TSAR-1の真価【其の二】

かつて「LEXICON 480L」というデジタルリバーブがありました。ミキサー卓に乗っけられたスライダー式のリモコンが印象的でしたが、TSAR-1のデザインはそれによく似ています。本体ではなく別個のリモコンをいじる感覚に近いです(TSAR-1の画像は【其の一】参照)。

しかしTSAR-1のスライダー式のパラメーターは良くできていて、見た目は簡易的でありながらも実際は複雑な調整ができてしまいます。

「ふじの山」で使用したプリセット“Modern Scoring Stage”のDENSITYは数値的には低密度なのですが、けっこうプレートリバーブに近い高い密度を感じます。このことからも、他のメーカーのリバーブでは決して得られない独特な「何か」があることは確かです。

ミキシングの仕上げは、プラグイン「NLS CHANNEL」を挿入して、SSLのサウンドに近づけました。

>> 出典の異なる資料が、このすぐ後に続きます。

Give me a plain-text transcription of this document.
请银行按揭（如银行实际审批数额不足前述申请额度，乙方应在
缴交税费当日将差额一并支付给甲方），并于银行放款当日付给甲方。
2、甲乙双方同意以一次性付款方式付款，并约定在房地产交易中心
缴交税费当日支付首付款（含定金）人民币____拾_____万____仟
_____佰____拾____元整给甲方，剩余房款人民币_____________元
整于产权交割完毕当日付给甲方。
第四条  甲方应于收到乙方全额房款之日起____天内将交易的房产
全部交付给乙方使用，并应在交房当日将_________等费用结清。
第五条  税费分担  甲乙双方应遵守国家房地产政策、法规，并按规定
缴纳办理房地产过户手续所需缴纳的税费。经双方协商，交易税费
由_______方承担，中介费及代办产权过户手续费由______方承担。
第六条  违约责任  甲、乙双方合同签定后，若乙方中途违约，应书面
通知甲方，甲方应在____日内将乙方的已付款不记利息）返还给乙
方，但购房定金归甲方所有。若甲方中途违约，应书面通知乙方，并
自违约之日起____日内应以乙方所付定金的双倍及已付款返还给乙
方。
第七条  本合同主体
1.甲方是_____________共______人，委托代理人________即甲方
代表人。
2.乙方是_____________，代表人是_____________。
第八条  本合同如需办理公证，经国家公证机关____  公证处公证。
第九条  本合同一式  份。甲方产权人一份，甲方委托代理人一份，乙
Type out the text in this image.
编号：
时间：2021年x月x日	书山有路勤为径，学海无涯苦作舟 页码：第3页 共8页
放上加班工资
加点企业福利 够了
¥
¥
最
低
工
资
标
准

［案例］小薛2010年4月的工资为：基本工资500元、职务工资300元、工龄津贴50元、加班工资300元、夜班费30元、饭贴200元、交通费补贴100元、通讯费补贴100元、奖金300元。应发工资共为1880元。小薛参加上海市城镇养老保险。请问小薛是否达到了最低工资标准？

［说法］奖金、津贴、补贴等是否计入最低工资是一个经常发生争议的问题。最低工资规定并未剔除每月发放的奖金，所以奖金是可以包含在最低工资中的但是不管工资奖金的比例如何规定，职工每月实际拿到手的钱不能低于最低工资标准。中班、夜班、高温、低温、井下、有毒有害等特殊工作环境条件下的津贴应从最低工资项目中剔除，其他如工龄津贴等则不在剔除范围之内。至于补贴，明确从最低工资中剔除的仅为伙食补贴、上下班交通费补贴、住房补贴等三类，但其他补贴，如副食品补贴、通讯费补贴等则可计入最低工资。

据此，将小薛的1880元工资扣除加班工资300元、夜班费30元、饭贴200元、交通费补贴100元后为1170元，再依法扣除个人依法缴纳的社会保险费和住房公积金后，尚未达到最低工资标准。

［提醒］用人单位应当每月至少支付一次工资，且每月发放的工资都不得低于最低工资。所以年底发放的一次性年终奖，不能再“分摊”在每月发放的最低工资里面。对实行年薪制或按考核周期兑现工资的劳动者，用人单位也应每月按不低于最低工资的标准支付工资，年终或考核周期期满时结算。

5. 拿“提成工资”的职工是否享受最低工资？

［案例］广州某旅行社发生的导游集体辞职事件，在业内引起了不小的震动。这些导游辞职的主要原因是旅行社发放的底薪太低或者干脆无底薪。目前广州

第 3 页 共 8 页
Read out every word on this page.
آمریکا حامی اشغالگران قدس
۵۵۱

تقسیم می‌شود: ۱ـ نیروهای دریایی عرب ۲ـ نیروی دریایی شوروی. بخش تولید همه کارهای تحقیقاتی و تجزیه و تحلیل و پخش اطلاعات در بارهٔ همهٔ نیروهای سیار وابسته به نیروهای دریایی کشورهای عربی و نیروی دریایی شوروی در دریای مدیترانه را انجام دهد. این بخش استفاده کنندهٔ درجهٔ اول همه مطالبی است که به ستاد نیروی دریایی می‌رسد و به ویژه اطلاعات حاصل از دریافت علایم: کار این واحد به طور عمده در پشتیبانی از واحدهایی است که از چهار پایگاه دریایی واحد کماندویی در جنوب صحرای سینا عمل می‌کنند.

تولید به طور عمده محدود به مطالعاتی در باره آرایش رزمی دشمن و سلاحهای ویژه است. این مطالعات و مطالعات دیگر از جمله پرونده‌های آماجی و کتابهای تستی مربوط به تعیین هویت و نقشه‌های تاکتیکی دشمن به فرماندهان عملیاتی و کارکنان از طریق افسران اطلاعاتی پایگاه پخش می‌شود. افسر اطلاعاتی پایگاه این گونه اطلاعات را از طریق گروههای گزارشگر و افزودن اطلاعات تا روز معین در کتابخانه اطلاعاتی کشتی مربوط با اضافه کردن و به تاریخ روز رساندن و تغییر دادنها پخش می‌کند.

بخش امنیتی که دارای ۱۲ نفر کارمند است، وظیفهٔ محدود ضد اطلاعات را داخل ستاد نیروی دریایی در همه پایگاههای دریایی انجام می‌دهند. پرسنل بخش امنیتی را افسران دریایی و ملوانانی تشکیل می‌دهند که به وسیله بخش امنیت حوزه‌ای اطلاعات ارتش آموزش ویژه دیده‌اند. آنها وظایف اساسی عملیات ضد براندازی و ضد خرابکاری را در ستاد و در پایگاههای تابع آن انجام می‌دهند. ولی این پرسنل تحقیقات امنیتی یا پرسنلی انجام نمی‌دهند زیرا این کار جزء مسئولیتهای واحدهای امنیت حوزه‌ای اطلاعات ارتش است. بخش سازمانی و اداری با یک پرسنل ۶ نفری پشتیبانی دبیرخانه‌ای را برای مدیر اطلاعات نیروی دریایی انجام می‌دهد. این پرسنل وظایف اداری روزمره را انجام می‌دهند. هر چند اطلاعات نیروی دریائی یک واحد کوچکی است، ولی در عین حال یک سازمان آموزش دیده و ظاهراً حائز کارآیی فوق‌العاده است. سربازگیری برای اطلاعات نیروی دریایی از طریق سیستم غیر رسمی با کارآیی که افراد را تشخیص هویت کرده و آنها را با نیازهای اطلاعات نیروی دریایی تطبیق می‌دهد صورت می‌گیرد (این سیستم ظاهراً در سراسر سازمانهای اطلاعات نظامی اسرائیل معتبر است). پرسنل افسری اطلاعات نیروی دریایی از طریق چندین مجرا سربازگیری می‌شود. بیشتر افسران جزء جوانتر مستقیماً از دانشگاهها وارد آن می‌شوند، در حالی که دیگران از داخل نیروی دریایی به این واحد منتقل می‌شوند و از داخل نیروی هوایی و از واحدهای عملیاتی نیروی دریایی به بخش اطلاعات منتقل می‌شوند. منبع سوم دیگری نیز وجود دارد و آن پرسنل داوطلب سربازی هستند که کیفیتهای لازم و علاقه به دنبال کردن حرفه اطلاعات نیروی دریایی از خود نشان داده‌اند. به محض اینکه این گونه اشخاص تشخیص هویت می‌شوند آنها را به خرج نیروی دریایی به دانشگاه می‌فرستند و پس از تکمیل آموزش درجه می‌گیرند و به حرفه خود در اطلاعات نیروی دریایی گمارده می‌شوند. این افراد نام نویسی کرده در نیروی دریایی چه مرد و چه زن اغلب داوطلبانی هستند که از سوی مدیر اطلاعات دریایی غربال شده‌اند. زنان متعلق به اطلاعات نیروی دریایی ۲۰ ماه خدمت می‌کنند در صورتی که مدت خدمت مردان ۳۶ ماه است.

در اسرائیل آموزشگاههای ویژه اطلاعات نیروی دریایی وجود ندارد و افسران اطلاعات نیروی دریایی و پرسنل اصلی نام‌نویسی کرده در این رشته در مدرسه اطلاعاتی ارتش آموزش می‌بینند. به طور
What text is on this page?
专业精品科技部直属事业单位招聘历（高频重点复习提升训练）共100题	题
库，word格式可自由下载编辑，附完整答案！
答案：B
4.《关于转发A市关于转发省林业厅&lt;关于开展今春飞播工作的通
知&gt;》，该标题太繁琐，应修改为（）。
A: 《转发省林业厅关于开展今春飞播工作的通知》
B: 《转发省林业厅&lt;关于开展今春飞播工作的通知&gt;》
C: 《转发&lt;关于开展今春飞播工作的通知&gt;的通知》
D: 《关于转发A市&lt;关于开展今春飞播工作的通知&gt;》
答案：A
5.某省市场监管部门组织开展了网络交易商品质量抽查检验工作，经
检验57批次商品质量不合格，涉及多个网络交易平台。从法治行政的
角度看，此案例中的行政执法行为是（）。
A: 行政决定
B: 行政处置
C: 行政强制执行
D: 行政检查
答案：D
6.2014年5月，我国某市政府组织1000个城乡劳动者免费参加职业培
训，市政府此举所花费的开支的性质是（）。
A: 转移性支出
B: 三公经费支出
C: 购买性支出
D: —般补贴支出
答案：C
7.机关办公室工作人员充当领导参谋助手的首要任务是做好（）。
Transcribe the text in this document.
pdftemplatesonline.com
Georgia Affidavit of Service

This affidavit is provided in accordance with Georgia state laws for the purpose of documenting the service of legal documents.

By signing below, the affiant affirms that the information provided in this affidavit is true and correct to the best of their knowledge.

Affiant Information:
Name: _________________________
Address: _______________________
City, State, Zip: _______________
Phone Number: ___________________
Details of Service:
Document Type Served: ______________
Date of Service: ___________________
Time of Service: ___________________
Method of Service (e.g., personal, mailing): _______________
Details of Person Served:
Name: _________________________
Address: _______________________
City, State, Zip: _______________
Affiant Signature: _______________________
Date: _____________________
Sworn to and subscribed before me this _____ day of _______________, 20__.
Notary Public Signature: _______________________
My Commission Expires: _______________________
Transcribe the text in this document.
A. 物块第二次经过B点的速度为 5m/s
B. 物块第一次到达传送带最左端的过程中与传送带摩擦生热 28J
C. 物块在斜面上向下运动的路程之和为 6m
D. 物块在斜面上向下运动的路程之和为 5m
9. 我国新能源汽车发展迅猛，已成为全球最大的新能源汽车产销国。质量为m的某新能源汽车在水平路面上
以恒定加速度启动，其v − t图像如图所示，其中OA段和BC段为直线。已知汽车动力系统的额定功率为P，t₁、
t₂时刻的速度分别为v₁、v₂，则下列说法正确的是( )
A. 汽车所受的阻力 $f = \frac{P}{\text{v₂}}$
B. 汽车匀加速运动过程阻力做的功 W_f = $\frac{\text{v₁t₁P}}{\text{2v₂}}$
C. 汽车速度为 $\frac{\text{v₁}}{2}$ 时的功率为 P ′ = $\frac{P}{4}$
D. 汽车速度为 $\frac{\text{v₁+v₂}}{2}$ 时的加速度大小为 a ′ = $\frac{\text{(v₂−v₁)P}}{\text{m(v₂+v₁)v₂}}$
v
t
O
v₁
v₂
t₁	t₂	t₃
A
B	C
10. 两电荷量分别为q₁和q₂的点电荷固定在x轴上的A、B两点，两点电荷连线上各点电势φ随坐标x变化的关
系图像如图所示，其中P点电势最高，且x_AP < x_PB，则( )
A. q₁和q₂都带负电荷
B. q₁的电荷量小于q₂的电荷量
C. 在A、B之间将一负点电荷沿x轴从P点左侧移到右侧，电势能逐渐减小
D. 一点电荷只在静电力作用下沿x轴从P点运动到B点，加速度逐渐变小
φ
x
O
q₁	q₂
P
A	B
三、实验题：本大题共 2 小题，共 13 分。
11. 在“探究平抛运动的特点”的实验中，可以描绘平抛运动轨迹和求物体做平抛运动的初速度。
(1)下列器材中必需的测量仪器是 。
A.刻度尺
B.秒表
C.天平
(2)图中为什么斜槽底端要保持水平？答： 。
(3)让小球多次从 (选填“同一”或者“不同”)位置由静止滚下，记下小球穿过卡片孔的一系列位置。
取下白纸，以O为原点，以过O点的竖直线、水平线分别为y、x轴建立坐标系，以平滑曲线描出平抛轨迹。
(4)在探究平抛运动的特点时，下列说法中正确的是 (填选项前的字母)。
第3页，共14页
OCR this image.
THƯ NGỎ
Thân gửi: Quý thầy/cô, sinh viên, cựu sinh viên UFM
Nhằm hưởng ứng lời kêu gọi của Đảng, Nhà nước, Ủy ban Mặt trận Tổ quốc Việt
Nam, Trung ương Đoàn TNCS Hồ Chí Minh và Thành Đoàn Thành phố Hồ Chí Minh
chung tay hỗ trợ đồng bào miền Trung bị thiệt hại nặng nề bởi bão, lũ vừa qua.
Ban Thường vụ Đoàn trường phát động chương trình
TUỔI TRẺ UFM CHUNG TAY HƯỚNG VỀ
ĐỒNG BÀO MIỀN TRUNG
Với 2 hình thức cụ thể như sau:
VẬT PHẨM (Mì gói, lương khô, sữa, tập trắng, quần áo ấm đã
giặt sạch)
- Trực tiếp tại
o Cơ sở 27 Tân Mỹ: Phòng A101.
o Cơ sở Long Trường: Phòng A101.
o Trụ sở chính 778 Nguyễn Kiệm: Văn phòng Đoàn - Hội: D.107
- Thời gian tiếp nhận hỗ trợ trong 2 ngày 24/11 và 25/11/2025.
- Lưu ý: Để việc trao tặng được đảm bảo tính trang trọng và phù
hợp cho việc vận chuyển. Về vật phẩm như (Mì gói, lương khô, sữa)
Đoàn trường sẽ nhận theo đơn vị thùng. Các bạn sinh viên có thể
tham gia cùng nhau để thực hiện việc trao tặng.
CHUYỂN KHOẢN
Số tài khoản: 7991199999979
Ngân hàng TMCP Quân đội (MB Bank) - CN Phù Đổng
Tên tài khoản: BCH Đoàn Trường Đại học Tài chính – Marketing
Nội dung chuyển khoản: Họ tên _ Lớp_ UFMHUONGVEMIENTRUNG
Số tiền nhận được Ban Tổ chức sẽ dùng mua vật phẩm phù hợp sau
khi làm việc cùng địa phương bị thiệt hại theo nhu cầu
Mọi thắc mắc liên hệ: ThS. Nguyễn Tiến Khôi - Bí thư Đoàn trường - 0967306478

マスタリングを経たサウンドをスペクトロメーターで確認したところ、音程の動きに従って800Hz弱がポコポコと持ち上がり、それに伴って倍音もそれぞれ持ち上がるという、典型的かつ見事な周波数スペクトルが見られ、個人的には非常に楽しむことができました。

改めて聴いてみると、リコーダー――それも学校用の安価なもの――はけっこうふくよかな音色であり、これに演奏力が伴えば面白い楽器だなあという気がしました。
小学校時代の音楽室は校舎の3階にあり、空気の澄んだ日は遠くに白い綿帽子をかぶった富士山がくっきりと見ることができた…。そんな子供の目線で見ることのできた富士山を、「ふじの山」で思い出していただけたら、と思います。